“Instead of being consumed by kidney disease and wallowing in my problems, I committed to being part of the solution,” said Christine Holmes, 43, of Overbrook Park, Pa.
Holmes is suffering from end-stage kidney failure and is currently on dialysis while waiting for a kidney transplant. She is one over 6,300 people in Pennsylvania who are waiting to receive a life-saving kidney.
“I’ve been on the list for three years, and I am patiently waiting for that phone call,” she said.
Kidney disease has dominated Holmes’ life, and that of her family. Her father, James Petter, died at 29 from kidney disease, as did her grandmother Ruby. But once Holmes learned she had kidney disease in 2000, she adopted a healthier lifestyle and joined the fight against kidney disease in Pennsylvania.
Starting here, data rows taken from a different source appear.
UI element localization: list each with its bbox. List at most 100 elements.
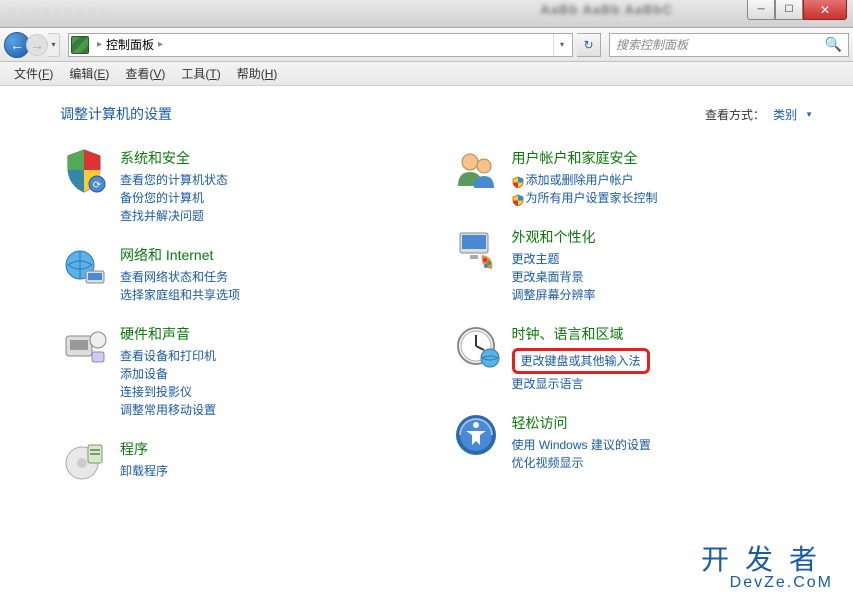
navigation-bar: ← → ▾ ▸ 控制面板 ▸ ▾ ↻ 搜索控制面板 🔍 [0,28,853,62]
category-icon[interactable] [452,411,500,459]
category-title[interactable]: 外观和个性化 [512,227,596,247]
menu-h[interactable]: 帮助(H) [229,65,286,82]
breadcrumb-sep: ▸ [97,39,102,50]
category-title[interactable]: 轻松访问 [512,413,651,433]
link-text: 更改显示语言 [512,377,584,391]
shield-icon [512,193,524,205]
address-bar[interactable]: ▸ 控制面板 ▸ ▾ [68,33,573,57]
category-icon[interactable] [452,225,500,273]
category: 时钟、语言和区域更改键盘或其他输入法更改显示语言 [452,322,814,393]
window-controls: ─ ☐ ✕ [747,0,847,20]
link-text: 调整屏幕分辨率 [512,288,596,302]
link-text: 添加或删除用户帐户 [526,173,634,187]
history-dropdown[interactable]: ▾ [48,33,60,57]
category-link[interactable]: 查看设备和打印机 [120,347,216,365]
view-mode[interactable]: 查看方式： 类别 ▼ [705,106,813,123]
link-text: 更改主题 [512,252,560,266]
category: 硬件和声音查看设备和打印机添加设备连接到投影仪调整常用移动设置 [60,322,422,419]
link-text: 调整常用移动设置 [120,403,216,417]
category-title[interactable]: 系统和安全 [120,148,228,168]
control-panel-icon [71,36,89,54]
menu-bar: 文件(F)编辑(E)查看(V)工具(T)帮助(H) [0,62,853,86]
category-title[interactable]: 网络和 Internet [120,245,240,265]
search-icon[interactable]: 🔍 [825,36,842,53]
category: 网络和 Internet 查看网络状态和任务选择家庭组和共享选项 [60,243,422,304]
category-link[interactable]: 更改主题 [512,250,596,268]
search-placeholder: 搜索控制面板 [616,36,825,53]
content-area: 调整计算机的设置 查看方式： 类别 ▼ ⟳ 系统和安全查看您的计算机状态备份您的计… [0,86,853,600]
category-link[interactable]: 更改显示语言 [512,375,650,393]
category-link[interactable]: 为所有用户设置家长控制 [512,189,658,207]
link-text: 卸载程序 [120,464,168,478]
link-text: 查看设备和打印机 [120,349,216,363]
category-title[interactable]: 硬件和声音 [120,324,216,344]
category-link[interactable]: 查看网络状态和任务 [120,268,240,286]
category-title[interactable]: 程序 [120,439,168,459]
category-icon[interactable] [452,322,500,370]
nav-history-group: ← → ▾ [4,32,60,58]
chevron-down-icon: ▼ [805,110,813,119]
breadcrumb-location[interactable]: 控制面板 [106,36,154,53]
arrow-right-icon: → [30,37,44,53]
category-icon[interactable] [60,243,108,291]
refresh-button[interactable]: ↻ [577,33,601,57]
link-text: 查看网络状态和任务 [120,270,228,284]
arrow-left-icon: ← [10,37,24,53]
chevron-down-icon: ▾ [560,40,564,49]
category-icon[interactable] [60,437,108,485]
category-link[interactable]: 使用 Windows 建议的设置 [512,436,651,454]
category-column-right: 用户帐户和家庭安全添加或删除用户帐户为所有用户设置家长控制外观和个性化更改主题更… [452,146,814,503]
refresh-icon: ↻ [583,38,593,52]
link-text: 为所有用户设置家长控制 [526,191,658,205]
breadcrumb-sep: ▸ [158,39,163,50]
category: 外观和个性化更改主题更改桌面背景调整屏幕分辨率 [452,225,814,304]
link-text: 更改桌面背景 [512,270,584,284]
link-text: 查看您的计算机状态 [120,173,228,187]
category-link[interactable]: 查看您的计算机状态 [120,171,228,189]
category: 用户帐户和家庭安全添加或删除用户帐户为所有用户设置家长控制 [452,146,814,207]
category: 程序卸载程序 [60,437,422,485]
category: ⟳ 系统和安全查看您的计算机状态备份您的计算机查找并解决问题 [60,146,422,225]
category-link[interactable]: 调整屏幕分辨率 [512,286,596,304]
menu-f[interactable]: 文件(F) [6,65,61,82]
search-box[interactable]: 搜索控制面板 🔍 [609,33,849,57]
category-link[interactable]: 连接到投影仪 [120,383,216,401]
category-icon[interactable] [60,322,108,370]
menu-e[interactable]: 编辑(E) [61,65,117,82]
category-title[interactable]: 用户帐户和家庭安全 [512,148,658,168]
titlebar: · · · · · · · · · AaBb AaBb AaBbC ─ ☐ ✕ [0,0,853,28]
minimize-button[interactable]: ─ [747,0,775,20]
link-text: 查找并解决问题 [120,209,204,223]
menu-v[interactable]: 查看(V) [117,65,173,82]
category-link[interactable]: 调整常用移动设置 [120,401,216,419]
category-link[interactable]: 添加或删除用户帐户 [512,171,658,189]
link-text: 优化视频显示 [512,456,584,470]
link-text: 选择家庭组和共享选项 [120,288,240,302]
category-link[interactable]: 添加设备 [120,365,216,383]
maximize-button[interactable]: ☐ [775,0,803,20]
shield-icon [512,175,524,187]
category-link[interactable]: 更改键盘或其他输入法 [521,352,641,370]
category-link[interactable]: 选择家庭组和共享选项 [120,286,240,304]
titlebar-blur-right: AaBb AaBb AaBbC [541,2,674,17]
menu-t[interactable]: 工具(T) [173,65,228,82]
watermark-cn: 开发者 [701,538,833,578]
category-link[interactable]: 卸载程序 [120,462,168,480]
forward-button: → [26,34,48,56]
highlighted-link[interactable]: 更改键盘或其他输入法 [512,348,650,374]
close-button[interactable]: ✕ [803,0,847,20]
content-header: 调整计算机的设置 查看方式： 类别 ▼ [60,104,813,124]
category-link[interactable]: 备份您的计算机 [120,189,228,207]
link-text: 更改键盘或其他输入法 [521,354,641,368]
address-dropdown[interactable]: ▾ [553,34,570,56]
category: 轻松访问使用 Windows 建议的设置优化视频显示 [452,411,814,472]
svg-text:⟳: ⟳ [93,180,102,191]
category-icon[interactable] [452,146,500,194]
category-icon[interactable]: ⟳ [60,146,108,194]
category-column-left: ⟳ 系统和安全查看您的计算机状态备份您的计算机查找并解决问题网络和 Interne… [60,146,422,503]
category-title[interactable]: 时钟、语言和区域 [512,324,650,344]
category-link[interactable]: 优化视频显示 [512,454,651,472]
category-link[interactable]: 更改桌面背景 [512,268,596,286]
category-link[interactable]: 查找并解决问题 [120,207,228,225]
view-mode-value: 类别 [773,106,797,123]
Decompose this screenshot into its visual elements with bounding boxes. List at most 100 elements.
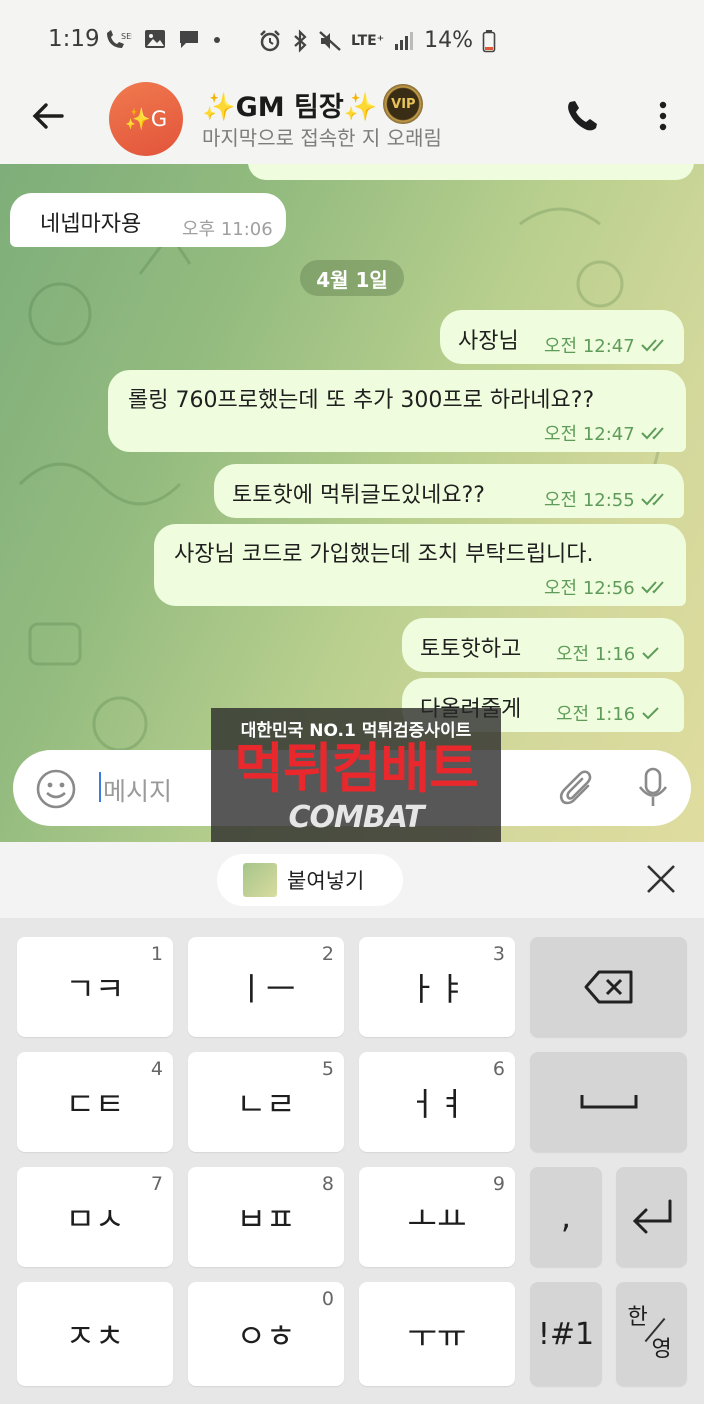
comma-key[interactable]: , <box>530 1167 602 1267</box>
key-label: ㅣㅡ <box>236 970 296 1008</box>
message-bubble-outgoing[interactable]: 토토핫에 먹튀글도있네요?? 오전 12:55 <box>214 464 684 518</box>
paste-button[interactable]: 붙여넣기 <box>217 854 403 906</box>
key-nieun[interactable]: ㄴㄹ 5 <box>188 1052 344 1152</box>
watermark-brand: 먹튀컴배트 <box>234 737 478 800</box>
enter-key[interactable] <box>616 1167 687 1267</box>
single-check-icon <box>642 707 659 720</box>
message-meta: 오전 12:55 <box>544 486 669 512</box>
key-jieut[interactable]: ㅈㅊ <box>17 1282 173 1386</box>
message-time: 오후 11:06 <box>182 215 273 241</box>
key-u[interactable]: ㅜㅠ <box>359 1282 515 1386</box>
key-o[interactable]: ㅗㅛ 9 <box>359 1167 515 1267</box>
date-separator: 4월 1일 <box>300 260 404 296</box>
key-i[interactable]: ㅣㅡ 2 <box>188 937 344 1037</box>
lang-english: 영 <box>651 1337 672 1362</box>
avatar[interactable]: ✨G <box>109 82 183 156</box>
clipboard-suggestion-bar: 붙여넣기 <box>0 842 704 918</box>
double-check-icon <box>641 581 664 594</box>
backspace-icon <box>584 970 632 1004</box>
text-caret <box>99 772 101 802</box>
key-number: 0 <box>321 1288 334 1310</box>
message-meta: 오전 12:56 <box>544 574 669 600</box>
battery-icon <box>482 29 496 52</box>
enter-icon <box>632 1199 671 1234</box>
language-switch-key[interactable]: 한 영 <box>616 1282 687 1386</box>
symbols-key[interactable]: !#1 <box>530 1282 602 1386</box>
message-time-text: 오전 12:47 <box>544 336 635 357</box>
backspace-key[interactable] <box>530 937 687 1037</box>
message-time-text: 오후 11:06 <box>182 219 273 240</box>
key-ieung[interactable]: ㅇㅎ 0 <box>188 1282 344 1386</box>
message-text: 네넵마자용 <box>40 212 142 237</box>
phone-icon[interactable] <box>562 96 602 136</box>
signal-icon <box>395 31 414 50</box>
message-meta: 오전 12:47 <box>544 332 669 358</box>
key-digeut[interactable]: ㄷㅌ 4 <box>17 1052 173 1152</box>
message-text: 사장님 <box>458 329 519 354</box>
key-label: !#1 <box>537 1316 595 1352</box>
message-bubble-partial <box>248 164 694 180</box>
key-number: 4 <box>150 1058 163 1080</box>
key-number: 9 <box>492 1173 505 1195</box>
message-bubble-outgoing[interactable]: 사장님 코드로 가입했는데 조치 부탁드립니다. 오전 12:56 <box>154 524 686 606</box>
key-label: ㅓㅕ <box>407 1085 467 1123</box>
message-input[interactable]: 메시지 <box>103 772 172 808</box>
double-check-icon <box>641 427 664 440</box>
key-a[interactable]: ㅏㅑ 3 <box>359 937 515 1037</box>
message-time-text: 오전 1:16 <box>556 704 636 725</box>
key-label: ㄱㅋ <box>65 970 125 1008</box>
key-label: ㅁㅅ <box>65 1200 125 1238</box>
status-bar: 1:19 SEND LTE⁺ 14% <box>0 0 704 82</box>
message-meta: 오전 1:16 <box>556 640 661 666</box>
lang-korean: 한 <box>627 1305 648 1330</box>
system-icons: LTE⁺ 14% <box>258 28 496 53</box>
watermark-logo-text: COMBAT <box>288 800 424 835</box>
language-switch-label: 한 영 <box>622 1299 682 1369</box>
key-mieum[interactable]: ㅁㅅ 7 <box>17 1167 173 1267</box>
message-bubble-outgoing[interactable]: 롤링 760프로했는데 또 추가 300프로 하라네요?? 오전 12:47 <box>108 370 686 452</box>
message-time-text: 오전 12:56 <box>544 578 635 599</box>
microphone-icon[interactable] <box>635 766 671 810</box>
dot-icon <box>214 37 220 43</box>
close-icon[interactable] <box>642 860 680 898</box>
message-bubble-outgoing[interactable]: 토토핫하고 오전 1:16 <box>402 618 684 672</box>
chat-title: ✨GM 팀장✨ <box>202 91 378 123</box>
message-meta: 오전 12:47 <box>544 420 669 446</box>
lte-label: LTE⁺ <box>351 32 385 49</box>
message-text: 롤링 760프로했는데 또 추가 300프로 하라네요?? <box>128 388 595 413</box>
key-number: 5 <box>321 1058 334 1080</box>
key-number: 6 <box>492 1058 505 1080</box>
back-arrow-icon[interactable] <box>28 96 68 136</box>
alarm-icon <box>260 29 280 51</box>
message-time-text: 오전 12:55 <box>544 490 635 511</box>
key-eo[interactable]: ㅓㅕ 6 <box>359 1052 515 1152</box>
key-number: 7 <box>150 1173 163 1195</box>
key-label: ㅈㅊ <box>65 1317 125 1355</box>
emoji-icon[interactable] <box>35 768 77 810</box>
missed-call-icon: SEND <box>107 30 132 48</box>
clipboard-thumbnail <box>243 863 277 897</box>
status-time: 1:19 <box>48 26 100 52</box>
space-key[interactable] <box>530 1052 687 1152</box>
message-bubble-incoming[interactable]: 네넵마자용 오후 11:06 <box>10 193 286 247</box>
key-label: ㅂㅍ <box>236 1200 296 1238</box>
message-text: 토토핫에 먹튀글도있네요?? <box>232 483 485 508</box>
key-label: ㄷㅌ <box>65 1085 125 1123</box>
key-bieup[interactable]: ㅂㅍ 8 <box>188 1167 344 1267</box>
message-meta: 오전 1:16 <box>556 700 661 726</box>
key-label: ㅜㅠ <box>407 1317 467 1355</box>
key-giyeok[interactable]: ㄱㅋ 1 <box>17 937 173 1037</box>
key-label: ㅇㅎ <box>236 1317 296 1355</box>
mute-icon <box>319 30 341 51</box>
key-number: 1 <box>150 943 163 965</box>
svg-text:SEND: SEND <box>121 32 132 41</box>
watermark-overlay: 대한민국 NO.1 먹튀검증사이트 먹튀컴배트 COMBAT <box>211 708 501 842</box>
double-check-icon <box>641 493 664 506</box>
message-bubble-outgoing[interactable]: 사장님 오전 12:47 <box>440 310 684 364</box>
chat-title-row[interactable]: ✨GM 팀장✨ VIP <box>202 84 424 124</box>
more-options-icon[interactable] <box>652 96 674 136</box>
key-label: ㄴㄹ <box>236 1085 296 1123</box>
attach-icon[interactable] <box>558 768 598 810</box>
image-icon <box>145 30 165 48</box>
message-text: 토토핫하고 <box>420 637 522 662</box>
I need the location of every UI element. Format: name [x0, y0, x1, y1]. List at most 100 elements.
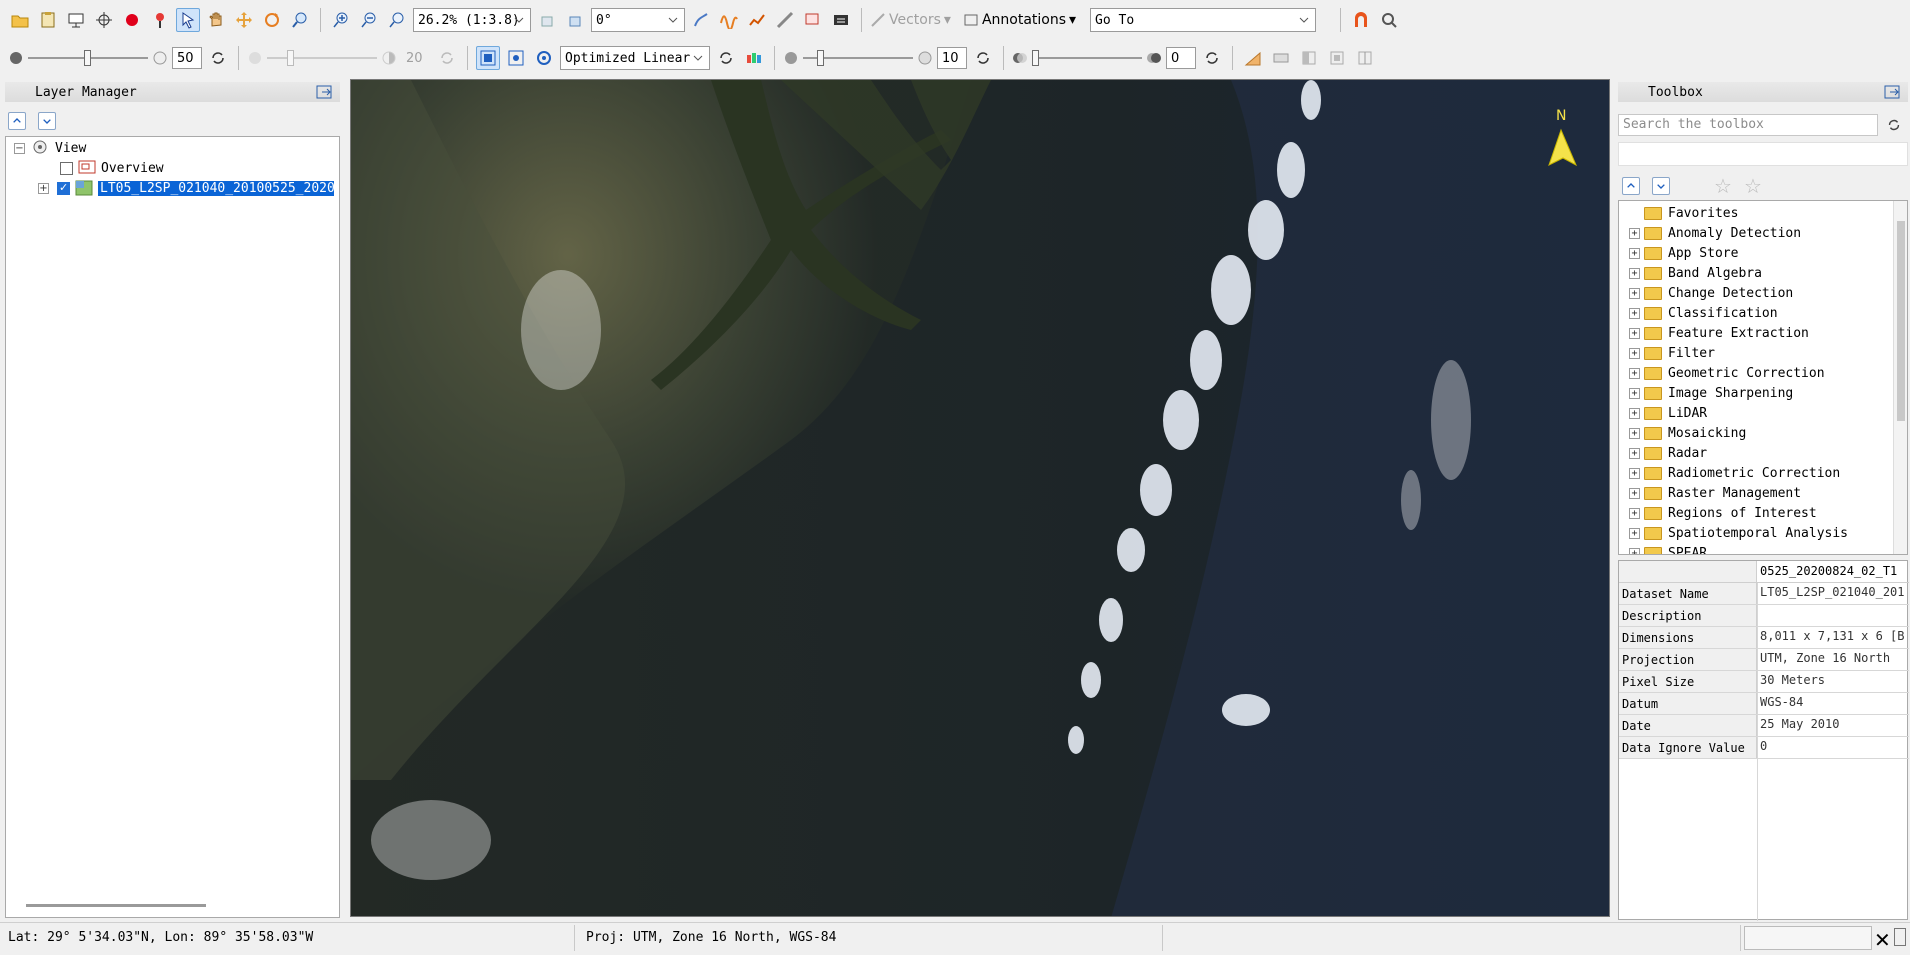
goto-combo[interactable]: Go To — [1090, 8, 1317, 32]
transparency-value[interactable]: 0 — [1166, 47, 1196, 69]
toolbox-item[interactable]: + App Store — [1619, 243, 1738, 263]
pin-panel-icon[interactable] — [1884, 84, 1902, 100]
expand-icon[interactable]: + — [1629, 467, 1640, 479]
reset-transparency-icon[interactable] — [1200, 46, 1224, 70]
refresh-toolbox-icon[interactable] — [1884, 114, 1904, 136]
expand-icon[interactable]: + — [1629, 507, 1640, 519]
reset-brightness-icon[interactable] — [206, 46, 230, 70]
expand-icon[interactable]: + — [1629, 527, 1640, 539]
toolbox-search-input[interactable]: Search the toolbox — [1618, 114, 1878, 136]
move-layer-down-icon[interactable] — [38, 112, 56, 130]
brightness-value[interactable]: 50 — [172, 47, 202, 69]
select-icon[interactable] — [176, 8, 200, 32]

Now she is leading organizer of the Philadelphia Kidney Walk, and has participated in the event for the last four years, along with a team called Christine’s Rubies, which is dedicated in memory of her grandmother, Ruby. Christine’s Rubies is a group of local friends and family members, many of whom have lost a loved one to the disease or whose loved ones are directly affected by kidney disease. Holmes and the members of Christine’s Rubies are passionate about the cause.
“I walk first, to raise awareness of kidney disease,” she said. “Some kidney diseases, like mine, are hereditary, so while a cure may not be found for me, it’s important to educate and inform about kidney disease and the possibility of saving a life through organ donation.
“It’s fun, and very emotional event,” Holmes said. “It’s inspiring to see so many people coming together, with the common interest of fighting kidney disease.”